Tassilo von Parseval wrote:
On Thu, Oct 30, 2003 at 08:02:53PM +1100 Sisyphus wrote:

Nick Ing-Simmons wrote:


SV *
my_xsub()
CODE:
{
RETVAL = sv_2mortal(newSVpv(string,strlen(string));
}
OUTPUT:
RETVAL


As regards that, Nick - is the 'sv_2mortal' part necessary ?


I thought *not* - but I'm sometimes wrong :-)


It is. If you have code like

    {
        my $var = my_xsub();
        ...
    }

and want $var to be cleaned up when it falls out of scope, you have to
make it a mortal. Mortals are just variables that clean up themselves
when their reference count goes to zero.


I still question that - and hope that in so doing I don't raise your anger. (That's not what I'm trying to do :-)


But if I run as Inline C code:

SV* dumb(char * s) {
    return newSVpv(s, 0);
    }

With perl code:

my $d = 'a' x 1000000;
for(0..1000) {
    my $string = dumb($d);
    print ".";
    sleep 1;
    }

Then I don't observe any memory leak. I can see the memory usage jump when the program starts, but it remains steady as the loop goes through its iterations.

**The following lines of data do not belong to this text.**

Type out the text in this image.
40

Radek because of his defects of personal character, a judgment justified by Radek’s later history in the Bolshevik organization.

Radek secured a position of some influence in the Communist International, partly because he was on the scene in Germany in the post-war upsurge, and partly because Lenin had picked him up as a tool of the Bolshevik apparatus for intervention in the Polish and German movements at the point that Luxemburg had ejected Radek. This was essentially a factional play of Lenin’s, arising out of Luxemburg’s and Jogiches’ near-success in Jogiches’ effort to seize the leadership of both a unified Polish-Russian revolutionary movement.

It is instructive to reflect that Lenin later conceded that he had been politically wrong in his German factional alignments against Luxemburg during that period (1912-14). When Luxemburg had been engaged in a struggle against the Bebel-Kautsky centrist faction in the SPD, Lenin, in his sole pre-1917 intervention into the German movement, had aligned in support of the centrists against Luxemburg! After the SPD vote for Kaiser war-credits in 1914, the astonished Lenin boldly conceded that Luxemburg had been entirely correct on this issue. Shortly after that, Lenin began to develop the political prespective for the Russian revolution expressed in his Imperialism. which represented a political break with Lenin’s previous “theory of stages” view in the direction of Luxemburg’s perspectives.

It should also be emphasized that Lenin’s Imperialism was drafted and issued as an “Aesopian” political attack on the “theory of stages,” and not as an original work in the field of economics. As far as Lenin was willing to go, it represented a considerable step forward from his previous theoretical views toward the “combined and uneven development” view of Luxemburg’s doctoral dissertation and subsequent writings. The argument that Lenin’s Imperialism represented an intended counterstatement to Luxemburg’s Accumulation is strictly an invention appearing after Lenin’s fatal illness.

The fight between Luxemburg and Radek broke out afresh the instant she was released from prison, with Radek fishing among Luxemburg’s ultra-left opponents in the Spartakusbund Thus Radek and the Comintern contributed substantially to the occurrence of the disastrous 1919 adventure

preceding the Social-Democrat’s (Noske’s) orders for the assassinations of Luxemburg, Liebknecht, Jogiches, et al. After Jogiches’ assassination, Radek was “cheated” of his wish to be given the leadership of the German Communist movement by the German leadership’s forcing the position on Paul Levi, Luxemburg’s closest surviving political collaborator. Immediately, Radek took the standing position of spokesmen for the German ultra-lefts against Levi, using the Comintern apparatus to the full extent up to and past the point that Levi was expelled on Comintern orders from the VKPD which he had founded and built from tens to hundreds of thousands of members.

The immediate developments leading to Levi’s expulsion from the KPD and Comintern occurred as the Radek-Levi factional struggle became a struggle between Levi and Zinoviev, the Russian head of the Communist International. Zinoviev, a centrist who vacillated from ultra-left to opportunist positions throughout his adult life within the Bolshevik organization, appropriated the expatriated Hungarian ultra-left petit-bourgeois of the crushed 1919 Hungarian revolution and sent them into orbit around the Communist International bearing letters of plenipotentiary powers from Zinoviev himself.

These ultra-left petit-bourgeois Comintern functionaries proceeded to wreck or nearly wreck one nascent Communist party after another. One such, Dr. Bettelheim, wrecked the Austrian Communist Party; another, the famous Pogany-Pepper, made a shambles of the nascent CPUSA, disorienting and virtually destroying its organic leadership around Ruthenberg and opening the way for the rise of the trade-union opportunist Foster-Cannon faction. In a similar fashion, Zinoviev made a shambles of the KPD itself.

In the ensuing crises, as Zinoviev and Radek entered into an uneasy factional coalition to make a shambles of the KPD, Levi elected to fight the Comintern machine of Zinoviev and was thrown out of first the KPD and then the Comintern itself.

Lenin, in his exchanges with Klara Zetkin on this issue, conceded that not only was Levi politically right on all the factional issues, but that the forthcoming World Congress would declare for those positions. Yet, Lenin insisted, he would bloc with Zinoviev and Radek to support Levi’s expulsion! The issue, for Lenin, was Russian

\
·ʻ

If you are correct, I would have expected to see memory usage increase every second.

My view that 'sv_2mortal' is not required in this instance is also supported by some sample code and discussion contained in the fine book by Jenness and Cozens.

If I'm missing something I hope someone can point at the fallacy(s) in my thinking.